La sentenza della Corte di Cassazione n. 11665/2022, cassando la sentenza impugnata, ha disposto la reintegra e non solo il risarcimento del lavoratore, in seguito a licenziamento disciplinare ritenuto illegittimo.
La pronuncia -che compie un utilissimo excursus delle sanzioni previste dall’art. 18, come successivamente novellato- potrebbe avere effetti rilevanti sui licenziamenti disciplinari, in particolare sul regime di tutela accordata dalla legge Fornero.
Il caso riguardava il dipendente di una società di vigilanza, con ruolo di comandante delle guardie giurate, che aveva proposto ricorso al Tribunale di Udine al fine di far dichiarare l’illegittimità del licenziamento per giusta causa intimatogli nel 2012 per la contestazione disciplinare relativa a tre episodi (la condotta censurata era quella del dipendente che aveva parlato male del datore durante una conversazione privata via whatsapp). Il Giudice della fase di opposizione aveva applicato una tutela indennitaria attenuata (id est, fino a 12 mensilità); al contrario, il Giudice della fase sommaria e quello di appello avevano ritenuto utile una tutela indennitaria forte ex art. 18 c.5 (id est, 20 mensilità).
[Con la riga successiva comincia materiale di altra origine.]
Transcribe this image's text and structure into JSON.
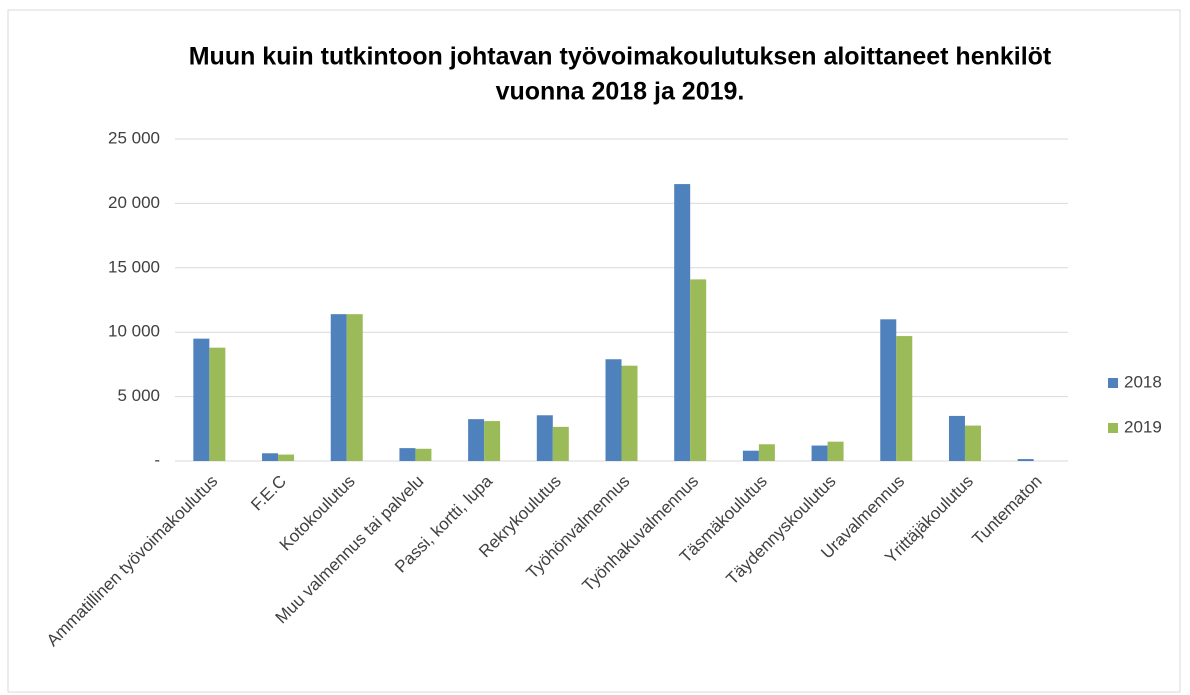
{
  "chart_data": {
    "type": "bar",
    "title": [
      "Muun kuin tutkintoon johtavan työvoimakoulutuksen aloittaneet henkilöt",
      "vuonna 2018 ja 2019."
    ],
    "categories": [
      "Ammatillinen työvoimakoulutus",
      "F.E.C",
      "Kotokoulutus",
      "Muu valmennus tai palvelu",
      "Passi, kortti, lupa",
      "Rekrykoulutus",
      "Työhönvalmennus",
      "Työnhakuvalmennus",
      "Täsmäkoulutus",
      "Täydennyskoulutus",
      "Uravalmennus",
      "Yrittäjäkoulutus",
      "Tuntematon"
    ],
    "series": [
      {
        "name": "2018",
        "color": "#4f81bd",
        "values": [
          9500,
          600,
          11400,
          1000,
          3250,
          3550,
          7900,
          21500,
          800,
          1200,
          11000,
          3500,
          150
        ]
      },
      {
        "name": "2019",
        "color": "#9bbb59",
        "values": [
          8800,
          500,
          11400,
          950,
          3100,
          2650,
          7400,
          14100,
          1300,
          1500,
          9700,
          2750,
          0
        ]
      }
    ],
    "ylim": [
      0,
      25000
    ],
    "yticks": [
      {
        "value": 0,
        "label": "-"
      },
      {
        "value": 5000,
        "label": "5 000"
      },
      {
        "value": 10000,
        "label": "10 000"
      },
      {
        "value": 15000,
        "label": "15 000"
      },
      {
        "value": 20000,
        "label": "20 000"
      },
      {
        "value": 25000,
        "label": "25 000"
      }
    ],
    "grid": true,
    "legend": "right"
  }
}
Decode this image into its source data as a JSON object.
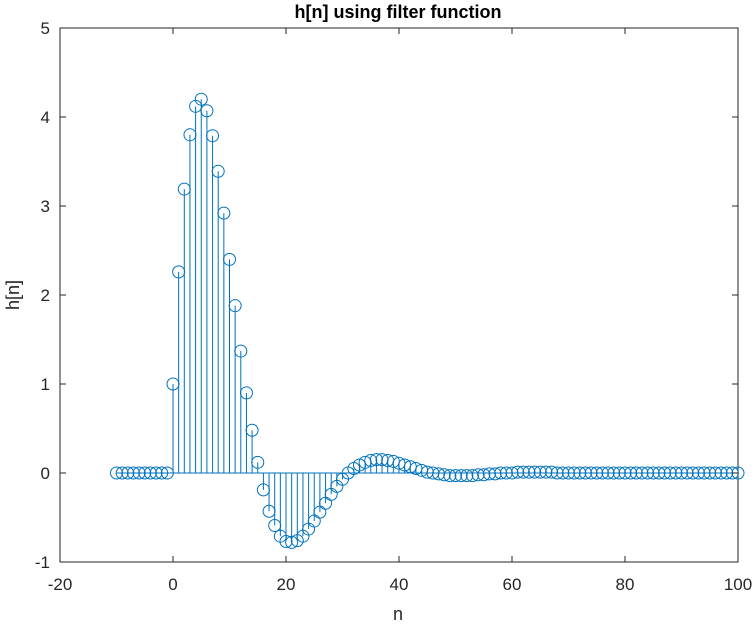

Ogni giudizio si era concluso quindi stabilendo la carenza della giusta causa.
Con pronuncia innovativa rispetto al filone più restrittivo sino ad oggi delineato dalla Suprema Corte, la sentenza de qua stabilisce che il giudice, al fine di selezionare la tutela applicabile tra quelle previste dall’art. 18 commi 4 e 5 della L. 300/1970, come novellata dalla L. n. 92/2012, può punire l’illecito con sanzione conservativa anche laddove tale previsione sia espressa attraverso clausole generali o elastiche nel contratto nazionale di riferimento.
Il giudice quindi “è demandato di interpretare la fonte negoziale e verificare la sussimibilità del fatto contestato nella previsione collettiva anche attraverso una valutazione di maggiore o minore gravità della condotta”. Tale operazione non si esaurisce in una generica valutazione di proporzionalità della stessa rispetto alla sanzione irrogata -dal che deriverebbe l’applicazione dell’art. 18 c. 5 Statuto-, ma realizza una vera e propria sussunzione dei fatti contestati nell’una e nell’altra fattispecie contemplata dalla disciplina collettiva. Sicché la tutela attenuata ex art. 18 c.4 Statuto è applicabile in presenza di una valutazione di non proporzionalità attraverso il parametro della riconducibilità della condotta ad una ipotesi punita con sanzione conservativa dal Ccnl. Sicché, l’interpretazione della norma collettiva formulata mediante una clausola generale o elastica non può prescindere da un giudizio che afferisce alla ricostruzione della portata percettiva della norma stessa -nel cui alveo di proporzionalità (già eseguito dalle parti sociali) resta il giudizio-.
Non si tratta quindi di una autonoma valutazione di proporzionalità della sanzione rispetto al fatto, ma della interpretazione del contratto collettivo rispetto alla fattispecie concreta.
In sostanza, al fine di selezionare la tutela applicabile, è consentita la sussunzione della condotta concretamente accertata nella previsione contrattuale che punisca l’illecito con sanzione conservativa anche laddove tale previsione sia espressa attraverso clausole generali o elastiche.